In the first place, Wellesley was reputed to be modeled on the beloved school of Mary Lyon, and to have preserved some of its best features. In the second place—the location near Boston gave it an advantage over its sister inland college in the way of music, art, libraries, museums. It was also, by virtue of its situation, more accessible to visitors, and many a notable person, drawn by the glamour that still lingered about a woman’s college, came to inspect the materialization of Tennyson’s vision of The Princess. The inspection of visitors and girls was mutual, and, we hope, of advantage to both. In the third place, and this is what finally decided me, I preferred the course of study.
I entered college on certificate, covering the work I had done in three schools, the Los Angeles High School, Field Seminary in Oakland, and Pomona College Preparatory School in Claremont. So far as I can judge, my western preparation was as effective as that of my classmates who came from the East and the Middle-West.
College life is broken by vacations. I was fortunate in being able to return to my home for the long summers, while seeing various parts of the East during the shorter recesses. With great delight each June I left Massachusetts, beautiful to look upon, intolerable to live in, going to California’s comfortable southwest coast. I was always sped on my way by the pities of my friends who ignorantly supposed that California climate was so much warmer than the eastern in summer as it is in winter. I doubt if any of my friends were so cool as I.
The eight trips back and forth across the continent gave opportunity to see many different places. One journey by the Canadian Pacific gave glimpses of the old city of Montreal, of the lovely land north of Lake Superior and of the grandeur of the great northern Rockies. On another trip a stop-over in Chicago gave me ten days at the Columbian Exposition, whose chief memory is of the dignified white buildings, the art collection, and the lighted lagoons at night.
My shorter vacations included one each in Chicago, Boston, New York City, and Washington, where I had the privilege of seeing how actual sessions of Congress compared with our college representations. I discovered that we at college had neglected some of the stage furniture—the couches upon which exhausted congressmen took their daily siesta.
Twice I spent Christmas in Skowhegan, Maine, my mother’s old home town to which she had taken me in my little girl days. Here I found deep snows and a temperature forty degrees below, and in my hostess the truest embodiment of the Christmas spirit I have ever met.

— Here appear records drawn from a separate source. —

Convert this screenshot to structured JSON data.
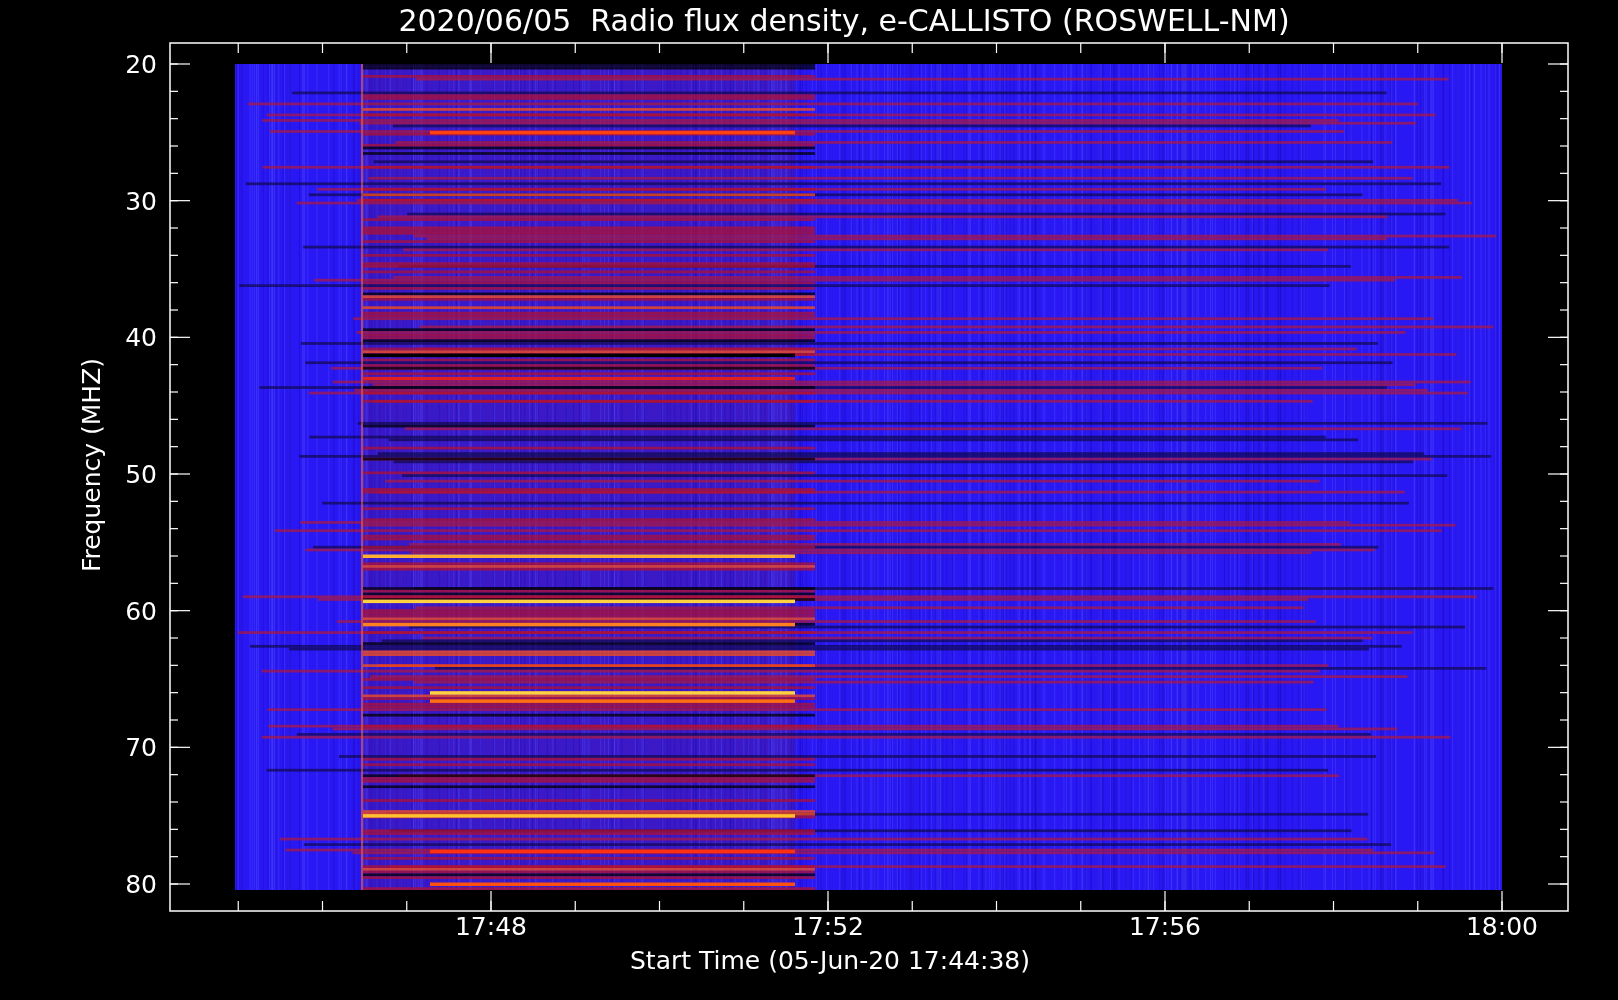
{
  "title": "2020/06/05  Radio flux density, e-CALLISTO (ROSWELL-NM)",
  "y_axis": {
    "label": "Frequency (MHZ)",
    "ticks": [
      "20",
      "30",
      "40",
      "50",
      "60",
      "70",
      "80"
    ]
  },
  "x_axis": {
    "label": "Start Time (05-Jun-20 17:44:38)",
    "ticks": [
      "17:48",
      "17:52",
      "17:56",
      "18:00"
    ]
  }
}
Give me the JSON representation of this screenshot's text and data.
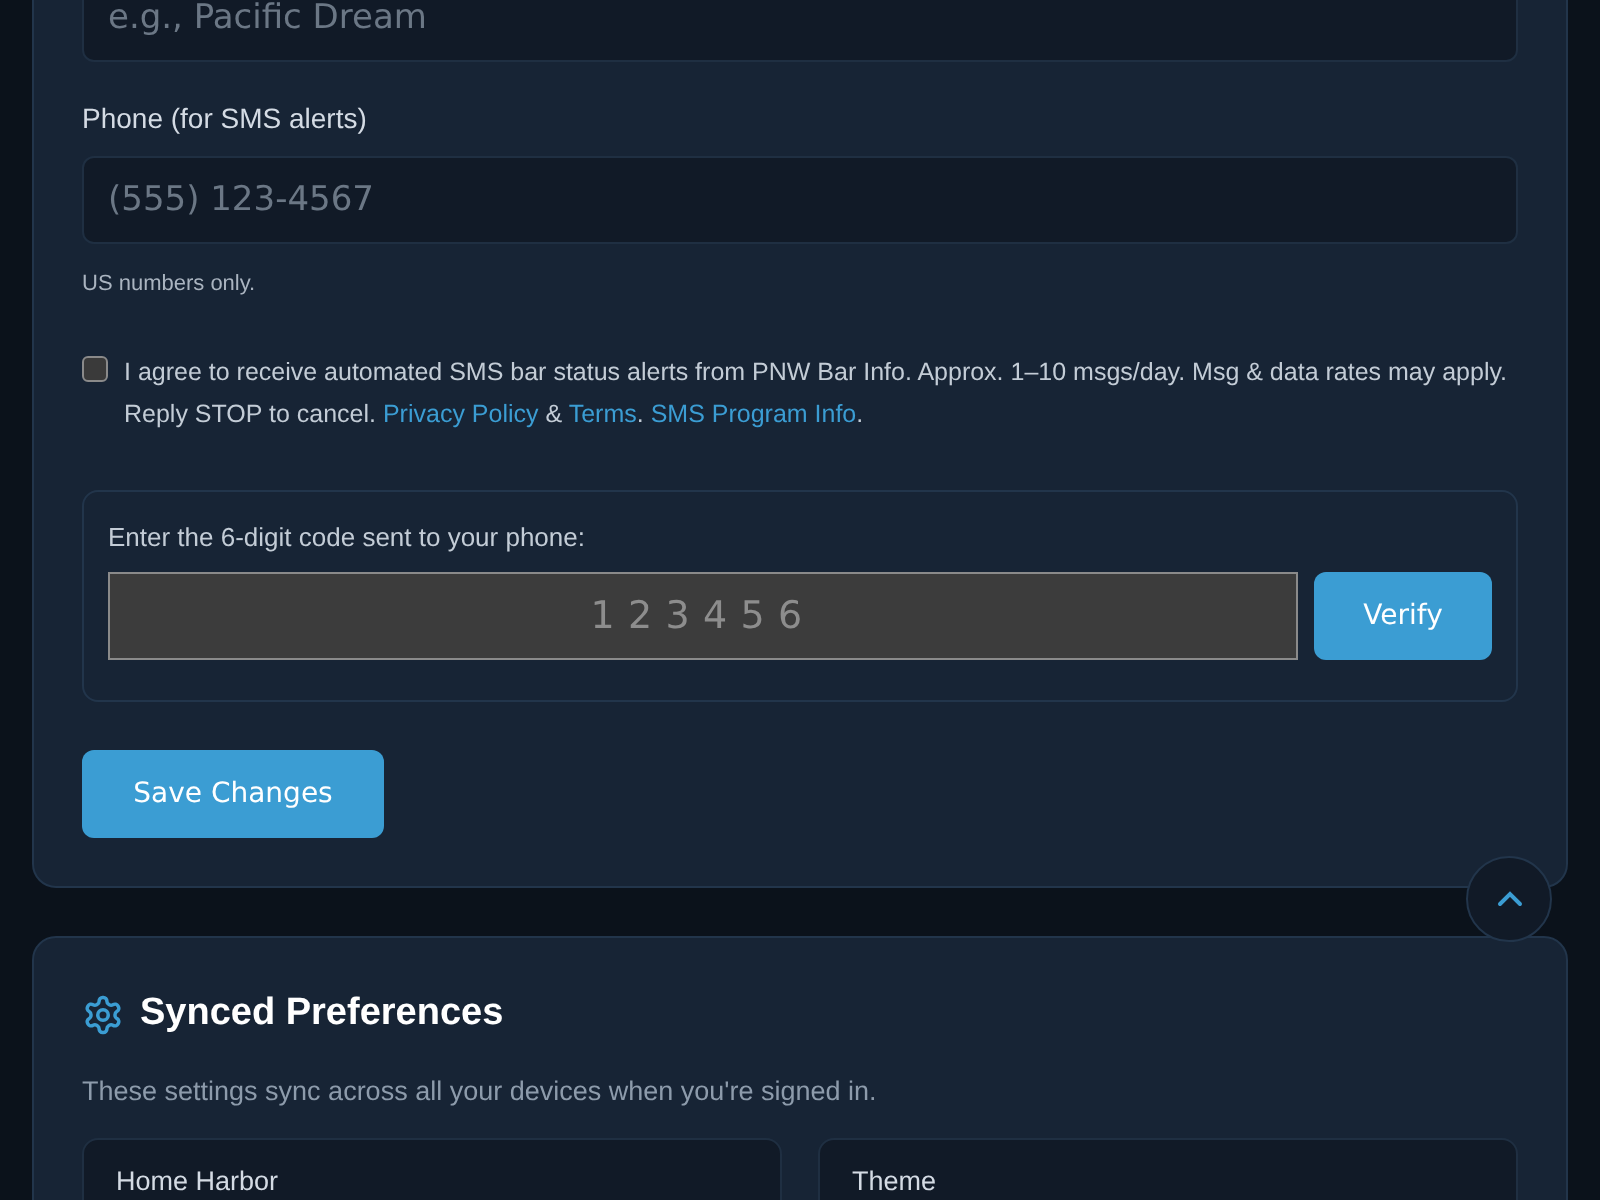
{
  "name_field": {
    "placeholder": "e.g., Pacific Dream"
  },
  "phone": {
    "label": "Phone (for SMS alerts)",
    "placeholder": "(555) 123-4567",
    "hint": "US numbers only."
  },
  "consent": {
    "checked": false,
    "parts": [
      {
        "kind": "text",
        "text": "I agree to receive automated SMS bar status alerts from PNW Bar Info. Approx. 1–10 msgs/day. Msg & data rates may apply. Reply STOP to cancel. "
      },
      {
        "kind": "link",
        "text": "Privacy Policy"
      },
      {
        "kind": "text",
        "text": " & "
      },
      {
        "kind": "link",
        "text": "Terms"
      },
      {
        "kind": "text",
        "text": ". "
      },
      {
        "kind": "link",
        "text": "SMS Program Info"
      },
      {
        "kind": "text",
        "text": "."
      }
    ]
  },
  "verification": {
    "label": "Enter the 6-digit code sent to your phone:",
    "placeholder": "123456",
    "button": "Verify"
  },
  "save_button": "Save Changes",
  "synced": {
    "title": "Synced Preferences",
    "description": "These settings sync across all your devices when you're signed in.",
    "cards": [
      {
        "label": "Home Harbor"
      },
      {
        "label": "Theme"
      }
    ]
  }
}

A Christmas vacation spent in Boston was one of the most interesting. A friend and I took a room high up in an old house near Copley Square—two girls free to enjoy the city. Among other delights we had a feast of music—the Haydn and Handel Society Messiah, a recital given by Paderewski, the new Polish pianist, two symphony concerts, heard from the twenty-five cent gallery of the old Symphony Hall, the Christmas music at the Church of the Ascension, and the memorable watch-night service, New Year’s Eve, at Trinity Church, when everyone hoped and no one knew that Phillips Brooks would come. The church was dim and fragrant with the odor of cedar and pine, and the people were hushed by the beauty of the ancient ritual. As midnight approached the great figure of the bishop appeared from among the trees of the choir and mounted the pulpit. Bishop Brooks spoke simply and solemnly and as the hour struck made a prayer out of his own deep heart. With his message for the New Year we went into an unforgettable, marvellous night, with snowy ground, a dark sky filled with fleecy clouds about a prismed moon. In three weeks the beloved Bishop was dead—a true bishop of all the people. The knowing of Phillips Brooks was one of the good things my years in Wellesley brought me.
College days were over. I was a graduate of Wellesley, with all that meant of training, of prestige, of obligation.
The four years had been busy and valuable, but they were not the happiest days of my life, as school days are often said to be. I was going through a period of re-adjustment and re-valuation that did not make for peace of mind. I was often lonely, for, although I had a wide and pleasant acquaintance, I did not make the intimate friends that I did either before or after college days. I have wondered why. Was I so unsettled that no one me dominated and attracted its own, or was I, the western girl, always something of a stranger in a strange land? It may have been better so, since I was to go so far from college haunts and friends. The girls at the end sang pensively of Seniors about to be “lost in the wide, wide world.” I didn’t care or fear. I hastened to be lost, for the wide, wide world meant California, my homeland, to which I fled the instant I secured my diploma. The western girl who went East to college went West to live.
The years at Wellesley soon slipped back into the dim region of memory and Los Angeles became once more the familiar environment of my life. It was so good to be at home again—but Time was bringing changes and new responsibilities. The family was smaller than it had been, for my sister had followed me to Wellesley, and my aunt was taking a year-long vacation in the East, thus giving me a chance to learn by experience how to be a house-keeper. I judge that I, the amateur, did not always reach the usual standard of good order set for our home, for I have a picture of my father down on his knees at the parlor fireplace, one evening before dinner when company was expected, carefully wiping the blower with an oiled rag, while suggesting to me “I think if your Aunt Marthy were here she would take those newspapers from the shelf under the table.” I did not know that he noticed such things. I was a bit conscience-smitten.